Is there a way to set some other algorithm for counting the contentHeight of the ListView?

Or at least make it so that the ScrollBar does not depend on it, since it is constantly changing, but depends on the sum of the heights of the delegates?

If possible, is there a quick way to calculate the sum of the heights of all delegates, taking into account the fact that there can be many of them and their number can increase?

Code

An full and extensive example of this problem can be seen in this created issue (you can also find more information about this problem).

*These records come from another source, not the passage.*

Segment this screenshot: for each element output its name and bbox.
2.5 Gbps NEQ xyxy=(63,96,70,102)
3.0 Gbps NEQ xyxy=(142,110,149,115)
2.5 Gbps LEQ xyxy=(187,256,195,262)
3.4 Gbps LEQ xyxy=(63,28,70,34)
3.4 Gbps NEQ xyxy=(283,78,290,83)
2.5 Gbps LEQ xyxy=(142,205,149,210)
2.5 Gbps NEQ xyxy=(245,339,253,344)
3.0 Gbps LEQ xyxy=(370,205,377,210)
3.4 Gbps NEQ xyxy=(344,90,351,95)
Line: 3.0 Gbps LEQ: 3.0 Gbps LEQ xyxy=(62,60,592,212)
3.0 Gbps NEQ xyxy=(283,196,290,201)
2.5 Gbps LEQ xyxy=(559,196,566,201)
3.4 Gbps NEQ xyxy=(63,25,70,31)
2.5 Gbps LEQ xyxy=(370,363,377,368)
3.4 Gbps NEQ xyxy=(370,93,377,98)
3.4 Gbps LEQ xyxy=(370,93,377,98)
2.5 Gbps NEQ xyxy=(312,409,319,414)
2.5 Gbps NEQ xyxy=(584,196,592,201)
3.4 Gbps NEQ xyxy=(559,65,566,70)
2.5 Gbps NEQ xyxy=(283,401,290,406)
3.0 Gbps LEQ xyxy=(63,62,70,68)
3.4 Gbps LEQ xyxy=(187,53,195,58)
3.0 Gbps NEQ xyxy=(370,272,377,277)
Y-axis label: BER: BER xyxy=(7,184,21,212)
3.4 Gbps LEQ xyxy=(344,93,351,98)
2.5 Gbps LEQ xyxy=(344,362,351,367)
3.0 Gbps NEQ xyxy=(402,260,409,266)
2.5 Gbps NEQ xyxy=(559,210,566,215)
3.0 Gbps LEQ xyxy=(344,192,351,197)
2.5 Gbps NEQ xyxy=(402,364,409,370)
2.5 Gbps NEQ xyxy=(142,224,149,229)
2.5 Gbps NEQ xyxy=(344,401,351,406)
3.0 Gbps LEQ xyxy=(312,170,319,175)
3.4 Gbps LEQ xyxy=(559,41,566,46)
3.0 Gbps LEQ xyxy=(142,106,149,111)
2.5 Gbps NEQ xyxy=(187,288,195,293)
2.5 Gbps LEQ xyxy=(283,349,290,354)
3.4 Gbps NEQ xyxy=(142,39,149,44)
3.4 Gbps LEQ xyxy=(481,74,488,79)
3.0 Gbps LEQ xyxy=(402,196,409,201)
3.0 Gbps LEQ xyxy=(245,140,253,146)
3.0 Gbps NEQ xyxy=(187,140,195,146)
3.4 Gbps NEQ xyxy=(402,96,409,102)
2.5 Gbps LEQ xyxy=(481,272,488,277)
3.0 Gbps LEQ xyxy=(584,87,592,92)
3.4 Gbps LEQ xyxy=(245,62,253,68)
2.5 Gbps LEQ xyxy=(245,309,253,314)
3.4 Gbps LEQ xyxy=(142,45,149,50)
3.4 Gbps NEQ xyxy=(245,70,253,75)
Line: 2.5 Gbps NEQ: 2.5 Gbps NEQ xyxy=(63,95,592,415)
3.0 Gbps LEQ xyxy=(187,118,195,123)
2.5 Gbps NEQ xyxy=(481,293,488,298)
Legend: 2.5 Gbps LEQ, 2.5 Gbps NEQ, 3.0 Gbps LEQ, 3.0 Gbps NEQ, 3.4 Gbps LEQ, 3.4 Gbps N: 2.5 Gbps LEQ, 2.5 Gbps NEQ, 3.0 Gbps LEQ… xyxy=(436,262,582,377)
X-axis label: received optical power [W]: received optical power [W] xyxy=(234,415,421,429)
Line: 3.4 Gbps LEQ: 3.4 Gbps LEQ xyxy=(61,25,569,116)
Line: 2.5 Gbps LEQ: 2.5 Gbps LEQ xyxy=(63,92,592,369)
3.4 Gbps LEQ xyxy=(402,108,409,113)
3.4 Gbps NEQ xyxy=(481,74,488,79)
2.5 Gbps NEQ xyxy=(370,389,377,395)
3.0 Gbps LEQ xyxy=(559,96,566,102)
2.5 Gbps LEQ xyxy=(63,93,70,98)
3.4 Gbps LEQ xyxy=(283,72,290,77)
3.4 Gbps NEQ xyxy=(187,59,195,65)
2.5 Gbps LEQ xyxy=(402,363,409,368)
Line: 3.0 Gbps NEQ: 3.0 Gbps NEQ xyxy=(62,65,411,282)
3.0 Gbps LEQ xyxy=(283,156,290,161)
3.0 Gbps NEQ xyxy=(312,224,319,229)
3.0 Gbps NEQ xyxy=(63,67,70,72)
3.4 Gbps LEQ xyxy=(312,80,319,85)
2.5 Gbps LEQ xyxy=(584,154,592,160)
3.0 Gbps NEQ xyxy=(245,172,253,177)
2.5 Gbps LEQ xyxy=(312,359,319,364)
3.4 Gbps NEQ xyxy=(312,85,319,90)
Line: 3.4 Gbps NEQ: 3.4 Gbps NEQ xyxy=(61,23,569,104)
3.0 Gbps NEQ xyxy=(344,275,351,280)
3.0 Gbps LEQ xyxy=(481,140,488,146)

In this thread, I will give only test code that can understand how I use ScrollBar with ListView, and how do I reach this problem.

main.qml:

import QtQuick 2.11
import QtQuick.Controls 2.12
import QtQuick.Layouts 1.12
import "."

ApplicationWindow {
    id: root
    visible: true
    width: 1280
    height: 920
    title: "ListViet test"

    RowLayout {
        id: content
        anchors.fill: parent

        PMListView {
            id: listView
            Layout.alignment: Qt.AlignCenter
            width: 500
            height: 900
            model: 50

            delegate: Rectangle {
                id: holder
                width: listView.width
                height: 50 + (model.index % 3 == 0 ? randomInteger(500, 700) : 0)
                border.width: 2
                border.color: model.index % 3 ? "green" : "blue"
                color: "grey"

                Text {
                    anchors.centerIn: parent
                    text: model.index
                    font.pointSize: 22
                    color: "white"
                }
            }
        }
    }

    function randomInteger(min, max) {
        let rand = min + Math.random() * (max + 1 - min);
        return Math.floor(rand);
    }
}

PMListView.qml:

import QtQuick 2.9
import QtQuick.Controls 2.2

ListView {
    id: root
    focus: true
    clip: true
    interactive: false
    currentIndex: -1

    ScrollBar.vertical: ScrollBar {
        id: vScrollBar
        policy: ScrollBar.AlwaysOn
    }

    MouseArea {
        anchors.fill: parent
        acceptedButtons: Qt.NoButton
        propagateComposedEvents: true
        onWheel: {
            if (root.contentHeight > 0) {
                root.contentY -= wheel.angleDelta.y

                // force readjust on top and bottom positions (otherwise content may be shifted wrong way)
                if (root.atYBeginning) {
                    root.positionViewAtBeginning()
                }
                if (root.atYEnd) {
                    root.positionViewAtEnd()
                }
            }
        }
    }
}

Upvotes: 1

Views: 1679

Answers (1)

Adarsh Kale
Adarsh Kale

Reputation: 11

Listview
{ 
    id: listview
    ...
    ...
}


ScrollBar {
        id: vscrollbar
        view: listview
        visible: listview.height < listview.contentHeight
         ...
}

Here the visible property of scrollbar will decide the visibility based on the content height of the list view Thanks!